Génération de mots de passe cryptographiquement sûrs en Python : random vs secrets
L'entropie définit la qualité d'un mot de passe non pas comme une propriété de la chaîne elle-même, mais comme une caractéristique du processus de génération. La formule H = L × log₂(N) suppose un choix indépendant et équiprobable de chaque caractère dans un alphabet de taille N sur une longueur L. Pour 8 lettres minuscules (N=26) : ~37,6 bits. Pour l'ASCII complet (N=94) : ~79 bits.
Une idée reçue courante : l'apparente aléatoire d'un mot de passe garantit sa robustesse. Deux mots de passe comme f9A$kL2pQzX1 peuvent avoir la même entropie formelle mais une sécurité réelle très différente selon le générateur utilisé.
Le module random : un PRNG déterministe
Le module random implémente le Mersenne Twister (MT19937) avec un état interne d'environ 19937 bits. Chaque valeur est déterministe par rapport à la précédente. La graine par défaut est tirée de os.urandom(), mais les propriétés inhérentes du PRNG restent :
- Déterminisme : une graine produit une séquence prévisible.

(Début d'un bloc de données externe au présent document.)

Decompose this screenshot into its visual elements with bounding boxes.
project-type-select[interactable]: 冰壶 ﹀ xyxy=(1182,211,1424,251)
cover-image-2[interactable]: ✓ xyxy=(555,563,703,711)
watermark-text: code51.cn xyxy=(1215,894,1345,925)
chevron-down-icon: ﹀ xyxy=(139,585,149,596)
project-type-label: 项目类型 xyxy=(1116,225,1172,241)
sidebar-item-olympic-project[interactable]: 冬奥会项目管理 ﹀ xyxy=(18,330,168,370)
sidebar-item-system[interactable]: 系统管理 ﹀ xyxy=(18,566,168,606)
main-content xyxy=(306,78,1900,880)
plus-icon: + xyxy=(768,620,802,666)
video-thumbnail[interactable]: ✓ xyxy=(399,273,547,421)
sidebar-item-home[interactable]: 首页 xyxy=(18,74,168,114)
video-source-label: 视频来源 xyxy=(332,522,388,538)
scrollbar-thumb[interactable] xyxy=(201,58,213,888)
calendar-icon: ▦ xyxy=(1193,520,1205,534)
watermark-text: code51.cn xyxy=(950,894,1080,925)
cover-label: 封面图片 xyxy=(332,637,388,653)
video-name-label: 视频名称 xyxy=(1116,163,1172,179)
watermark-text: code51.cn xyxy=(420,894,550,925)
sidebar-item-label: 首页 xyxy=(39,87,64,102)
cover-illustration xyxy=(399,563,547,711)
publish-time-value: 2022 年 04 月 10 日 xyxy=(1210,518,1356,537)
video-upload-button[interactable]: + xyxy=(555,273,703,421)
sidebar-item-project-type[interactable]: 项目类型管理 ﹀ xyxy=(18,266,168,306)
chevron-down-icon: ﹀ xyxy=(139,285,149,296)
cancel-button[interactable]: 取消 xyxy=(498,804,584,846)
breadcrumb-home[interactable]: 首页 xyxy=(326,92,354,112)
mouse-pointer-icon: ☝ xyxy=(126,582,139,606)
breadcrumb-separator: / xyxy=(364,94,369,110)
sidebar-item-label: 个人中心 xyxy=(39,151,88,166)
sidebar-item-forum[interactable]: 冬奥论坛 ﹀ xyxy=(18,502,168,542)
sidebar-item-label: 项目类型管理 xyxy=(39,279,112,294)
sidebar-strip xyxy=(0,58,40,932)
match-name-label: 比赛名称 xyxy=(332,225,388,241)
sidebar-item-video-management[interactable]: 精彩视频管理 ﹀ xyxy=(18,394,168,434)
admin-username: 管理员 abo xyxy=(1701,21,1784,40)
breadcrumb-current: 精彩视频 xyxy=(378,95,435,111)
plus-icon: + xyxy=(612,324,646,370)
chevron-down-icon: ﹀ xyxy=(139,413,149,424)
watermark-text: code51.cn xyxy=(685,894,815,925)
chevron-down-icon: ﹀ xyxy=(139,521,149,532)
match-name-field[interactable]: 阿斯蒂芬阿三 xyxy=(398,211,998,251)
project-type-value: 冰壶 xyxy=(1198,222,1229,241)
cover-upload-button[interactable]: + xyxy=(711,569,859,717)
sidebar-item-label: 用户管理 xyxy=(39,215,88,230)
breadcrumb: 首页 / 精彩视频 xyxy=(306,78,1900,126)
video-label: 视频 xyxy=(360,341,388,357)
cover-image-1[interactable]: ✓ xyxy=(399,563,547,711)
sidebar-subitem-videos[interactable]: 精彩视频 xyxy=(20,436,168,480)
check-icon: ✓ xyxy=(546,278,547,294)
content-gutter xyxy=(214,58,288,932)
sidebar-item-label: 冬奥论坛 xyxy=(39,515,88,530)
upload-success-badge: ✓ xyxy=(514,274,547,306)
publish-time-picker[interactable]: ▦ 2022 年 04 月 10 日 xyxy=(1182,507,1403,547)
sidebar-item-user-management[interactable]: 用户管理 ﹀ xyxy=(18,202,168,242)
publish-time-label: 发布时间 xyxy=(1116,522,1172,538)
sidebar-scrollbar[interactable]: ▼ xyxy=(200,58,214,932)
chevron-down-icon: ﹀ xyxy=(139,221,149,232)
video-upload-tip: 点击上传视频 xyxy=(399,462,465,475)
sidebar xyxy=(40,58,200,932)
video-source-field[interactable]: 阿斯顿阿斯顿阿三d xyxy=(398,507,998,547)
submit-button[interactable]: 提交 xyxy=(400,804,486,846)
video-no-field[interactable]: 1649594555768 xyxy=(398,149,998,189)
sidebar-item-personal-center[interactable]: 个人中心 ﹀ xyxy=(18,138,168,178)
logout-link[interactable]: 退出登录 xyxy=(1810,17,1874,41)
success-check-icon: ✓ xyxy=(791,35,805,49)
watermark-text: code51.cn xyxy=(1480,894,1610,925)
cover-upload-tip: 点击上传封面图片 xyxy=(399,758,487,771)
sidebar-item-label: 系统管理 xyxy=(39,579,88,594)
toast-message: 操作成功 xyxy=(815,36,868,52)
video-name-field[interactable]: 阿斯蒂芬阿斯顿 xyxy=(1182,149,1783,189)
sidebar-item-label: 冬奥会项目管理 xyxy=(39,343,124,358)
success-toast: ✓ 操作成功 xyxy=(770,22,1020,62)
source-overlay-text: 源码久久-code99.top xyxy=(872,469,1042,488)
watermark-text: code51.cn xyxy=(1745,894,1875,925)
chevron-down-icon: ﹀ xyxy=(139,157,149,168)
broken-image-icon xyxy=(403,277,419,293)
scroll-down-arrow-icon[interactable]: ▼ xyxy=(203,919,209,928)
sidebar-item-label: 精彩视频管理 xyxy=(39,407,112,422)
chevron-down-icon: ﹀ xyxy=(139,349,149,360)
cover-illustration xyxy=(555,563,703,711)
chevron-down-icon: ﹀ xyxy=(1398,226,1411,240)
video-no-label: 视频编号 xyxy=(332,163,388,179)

- Récupérabilité : l'état peut être reconstruit à partir d'environ 624 sorties brutes de 32 bits.
- Absence de sécurité cryptographique : non résistant aux attaques de récupération d'état.
Exemple de code typique :
import random
import string
alphabet = string.ascii_letters + string.digits
def generate_password(length=12):
return ''.join(random.choice(alphabet) for _ in range(length))
Le mot de passe est une tranche de la séquence du PRNG. Si l'état est connu, la séquence est prévisible.
Le module secrets : accès direct à l'entropie système
Secrets utilise os.urandom() directement pour chaque appel :
- secrets.randbelow(n) → os.urandom().
- random.SystemRandom() → os.urandom().
Il n'y a pas d'état fixe, pas de déterminisme. Chaque octet est tiré de sources matérielles : interruptions, bruit réseau, mouvements de souris.
La différence est cruciale : random crée une illusion de sécurité, secrets la fournit.
Attaque pratique : récupération de la graine et de l'état
Expérience avec 5 mots de passe consécutifs de GigaChat (longueur 12, Python 3.9.18, date 24.03.2026 11:11) :
Hypothèse : graine = horodatage serveur ±1 heure.
from datetime import datetime, timedelta
base_time = datetime(2026, 3, 24, 11, 11, 0)
window_seconds = 3600
for offset in range(-window_seconds, window_seconds):
t = base_time + timedelta(seconds=offset)
seed = int(t.timestamp())
# Initialiser random.seed(seed) et vérifier
Résultat : aucune correspondance. L'utilisation de os.urandom() pour la graine défait les attaques par force brute basées sur le temps.
Une attaque réelle sur MT19937 nécessite 624 valeurs brutes. Les mots de passe sont une sortie déformée (choix → caractère), totalisant seulement 60 choix pour 5 mots de passe. La récupération est impossible.
Limites de l'attaque :
- Nécessite des sorties brutes du PRNG.
- Graine prévisible (temps, PID).
- Utilisation répétée du même générateur.
- Algorithme connu.
Points clés
- L'entropie est une propriété du processus, pas du résultat : vérifiez toujours votre générateur.
- random (Mersenne Twister) est vulnérable à la récupération d'état avec suffisamment de données.
- secrets/os.urandom est le seul choix pour les mots de passe, clés et jetons.
- L'illusion d'aléatoire de random est dangereuse en production.
- Les attaques sur PRNG ne sont réalistes qu'avec des erreurs de graine ou des fuites d'état.
Recommandations pour développeurs intermédiaires/seniors
Implémentez dans votre code :
import secrets
import string
alphabet = string.ascii_letters + string.digits + string.punctuation
def secure_password(length=16):
return ''.join(secrets.choice(alphabet) for _ in range(length))
À éviter :
- Utiliser random pour l'authentification.
- Les graines fixes.
- La réutilisation de générateurs.
Test : générez 10⁶ mots de passe, vérifiez la distribution uniforme (chi²).